Fix: convert pyspark/snowpark dataframes into pandas when testing (#2737)

georgesittas · web-flow · commit 723e2f066767 · 2024-06-05T03:54:50.000+03:00
diff --git a/sqlmesh/core/test/definition.py b/sqlmesh/core/test/definition.py
@@ -618,10 +618,9 @@ def _execute_model(self) -> pd.DataFrame:
         time_ctx = freeze_time(self._execution_time) if self._execution_time else nullcontext()
         with patch.dict(self._test_adapter_dialect.generator_class.TRANSFORMS, self._transforms):
             with t.cast(AbstractContextManager, time_ctx):
-                return t.cast(
-                    pd.DataFrame,
-                    next(self.model.render(context=self.context, **self.body.get("vars", {}))),
-                )
+                df = next(self.model.render(context=self.context, **self.body.get("vars", {})))
+                assert not isinstance(df, exp.Expression)
+                return df if isinstance(df, pd.DataFrame) else df.toPandas()
 
 
 def generate_test(
diff --git a/tests/core/test_test.py b/tests/core/test_test.py
@@ -15,6 +15,7 @@
 from sqlmesh.core.config import (
     Config,
     DuckDBConnectionConfig,
+    SparkConnectionConfig,
     GatewayConfig,
     ModelDefaultsConfig,
 )
@@ -1410,6 +1411,44 @@ def test_generate_input_data_using_sql(mocker: MockerFixture, tmp_path: Path) ->
         )
 
 
+def test_pyspark_python_model() -> None:
+    spark_connection_config = SparkConnectionConfig(
+        config={
+            "spark.master": "local",
+            "spark.sql.warehouse.dir": "/tmp/data_dir",
+            "spark.driver.extraJavaOptions": "-Dderby.system.home=/tmp/derby_dir",
+        },
+    )
+    config = Config(
+        gateways=GatewayConfig(test_connection=spark_connection_config),
+        model_defaults=ModelDefaultsConfig(dialect="spark"),
+    )
+    context = Context(config=config)
+
+    @model("pyspark_model", columns={"col": "int"})

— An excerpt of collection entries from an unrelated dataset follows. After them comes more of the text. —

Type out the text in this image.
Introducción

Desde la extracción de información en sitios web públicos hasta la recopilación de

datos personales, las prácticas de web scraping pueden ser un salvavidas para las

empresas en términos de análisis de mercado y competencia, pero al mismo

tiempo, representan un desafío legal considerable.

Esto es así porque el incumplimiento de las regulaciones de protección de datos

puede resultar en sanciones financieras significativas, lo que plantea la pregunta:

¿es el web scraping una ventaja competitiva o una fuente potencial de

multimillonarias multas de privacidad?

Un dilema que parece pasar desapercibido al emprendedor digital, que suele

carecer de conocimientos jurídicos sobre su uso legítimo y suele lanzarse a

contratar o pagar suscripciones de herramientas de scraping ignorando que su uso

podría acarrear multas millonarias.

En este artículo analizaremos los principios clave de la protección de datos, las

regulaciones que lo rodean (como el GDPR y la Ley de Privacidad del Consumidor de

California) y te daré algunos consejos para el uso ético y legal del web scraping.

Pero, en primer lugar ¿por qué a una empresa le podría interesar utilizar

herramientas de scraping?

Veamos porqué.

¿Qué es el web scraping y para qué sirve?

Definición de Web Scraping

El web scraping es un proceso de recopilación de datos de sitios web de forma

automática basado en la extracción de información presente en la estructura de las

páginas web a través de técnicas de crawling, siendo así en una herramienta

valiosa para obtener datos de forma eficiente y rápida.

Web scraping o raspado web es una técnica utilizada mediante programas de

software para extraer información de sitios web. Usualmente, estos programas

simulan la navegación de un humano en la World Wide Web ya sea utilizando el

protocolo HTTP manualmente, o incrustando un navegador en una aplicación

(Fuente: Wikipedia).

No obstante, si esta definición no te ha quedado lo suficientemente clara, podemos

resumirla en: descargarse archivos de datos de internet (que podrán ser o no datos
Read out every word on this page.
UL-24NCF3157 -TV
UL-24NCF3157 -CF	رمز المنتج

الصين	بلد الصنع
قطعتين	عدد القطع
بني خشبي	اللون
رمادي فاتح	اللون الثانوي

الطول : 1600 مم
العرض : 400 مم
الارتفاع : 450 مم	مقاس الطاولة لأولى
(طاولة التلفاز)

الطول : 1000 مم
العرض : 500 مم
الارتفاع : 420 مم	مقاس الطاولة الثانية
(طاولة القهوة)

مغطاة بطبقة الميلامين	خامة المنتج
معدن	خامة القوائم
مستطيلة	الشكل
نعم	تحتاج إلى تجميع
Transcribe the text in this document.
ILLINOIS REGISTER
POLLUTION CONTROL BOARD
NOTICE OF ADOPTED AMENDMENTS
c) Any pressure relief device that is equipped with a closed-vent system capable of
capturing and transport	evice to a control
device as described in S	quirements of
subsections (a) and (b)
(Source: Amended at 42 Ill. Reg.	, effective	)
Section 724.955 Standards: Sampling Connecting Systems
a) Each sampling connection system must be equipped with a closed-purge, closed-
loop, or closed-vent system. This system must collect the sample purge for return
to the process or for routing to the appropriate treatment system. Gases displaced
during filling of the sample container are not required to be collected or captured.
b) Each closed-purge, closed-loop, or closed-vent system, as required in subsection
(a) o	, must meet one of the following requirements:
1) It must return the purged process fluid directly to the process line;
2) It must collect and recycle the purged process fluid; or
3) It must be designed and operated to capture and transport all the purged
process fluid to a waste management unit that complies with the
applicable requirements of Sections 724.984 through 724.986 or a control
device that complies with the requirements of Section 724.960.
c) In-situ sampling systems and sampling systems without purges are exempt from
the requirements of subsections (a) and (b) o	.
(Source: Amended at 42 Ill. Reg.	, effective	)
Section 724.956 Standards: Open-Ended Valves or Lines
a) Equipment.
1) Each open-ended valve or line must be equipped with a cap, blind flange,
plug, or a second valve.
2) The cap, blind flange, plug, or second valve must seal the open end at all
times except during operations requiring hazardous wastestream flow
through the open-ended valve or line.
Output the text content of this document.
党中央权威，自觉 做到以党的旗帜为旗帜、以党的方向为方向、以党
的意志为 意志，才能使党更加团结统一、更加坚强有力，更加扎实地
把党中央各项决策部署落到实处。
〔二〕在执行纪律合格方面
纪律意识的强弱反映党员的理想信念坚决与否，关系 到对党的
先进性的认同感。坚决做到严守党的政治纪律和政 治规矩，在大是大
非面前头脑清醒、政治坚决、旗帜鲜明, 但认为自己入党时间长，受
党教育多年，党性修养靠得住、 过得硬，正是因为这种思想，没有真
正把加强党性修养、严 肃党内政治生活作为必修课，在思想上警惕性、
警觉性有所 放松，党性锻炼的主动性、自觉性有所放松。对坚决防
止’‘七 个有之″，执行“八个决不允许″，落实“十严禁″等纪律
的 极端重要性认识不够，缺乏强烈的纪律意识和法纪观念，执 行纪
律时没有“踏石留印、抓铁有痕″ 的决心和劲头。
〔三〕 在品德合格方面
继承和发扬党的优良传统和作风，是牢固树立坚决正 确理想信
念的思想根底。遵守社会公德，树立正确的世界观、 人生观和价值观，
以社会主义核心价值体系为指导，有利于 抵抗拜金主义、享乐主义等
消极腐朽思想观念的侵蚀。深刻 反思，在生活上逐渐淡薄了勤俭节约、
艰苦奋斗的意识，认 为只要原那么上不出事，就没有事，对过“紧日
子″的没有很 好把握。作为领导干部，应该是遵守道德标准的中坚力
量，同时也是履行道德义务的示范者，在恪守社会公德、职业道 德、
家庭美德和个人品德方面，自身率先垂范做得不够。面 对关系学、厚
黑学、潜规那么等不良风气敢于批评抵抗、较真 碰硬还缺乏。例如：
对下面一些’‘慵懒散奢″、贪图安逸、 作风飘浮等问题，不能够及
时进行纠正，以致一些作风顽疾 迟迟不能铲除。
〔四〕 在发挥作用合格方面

+    def execute(context, start, end, execution_time, **kwargs):
+        return context.spark.sql("SELECT 1 AS col")
+
+    _check_successful_or_raise(
+        _create_test(
+            body=load_yaml(
+                """
+test_pyspark_model:
+  model: pyspark_model
+  outputs:
+    query:
+      - col: 1
+                """
+            ),
+            test_name="test_pyspark_model",
+            model=model.get_registry()["pyspark_model"].model(
+                module_path=Path("."), path=Path(".")
+            ),
+            context=context,
+        ).run()
+    )
+
+
 def test_test_generation(tmp_path: Path) -> None:
     init_example_project(tmp_path, dialect="duckdb")
 
diff --git a/tests/integrations/jupyter/test_magics.py b/tests/integrations/jupyter/test_magics.py
@@ -201,9 +201,9 @@ def test_evaluate(notebook, loaded_sushi_context):
 def test_format(notebook, sushi_context):
     with capture_output():
         test_model_path = sushi_context.path / "models" / "test_model.sql"
-        test_model_path.write_text("MODEL(name db.test); SELECT 1 AS foo FROM table")
+        test_model_path.write_text("MODEL(name db.test); SELECT 1 AS foo FROM t")
         sushi_context.load()
-    assert test_model_path.read_text() == "MODEL(name db.test); SELECT 1 AS foo FROM table"
+    assert test_model_path.read_text() == "MODEL(name db.test); SELECT 1 AS foo FROM t"
     with capture_output() as output:
         notebook.run_line_magic(magic_name="format", line="")
 
@@ -218,7 +218,7 @@ def test_format(notebook, sushi_context):
 
 SELECT
   1 AS foo
-FROM table"""
+FROM t"""
     )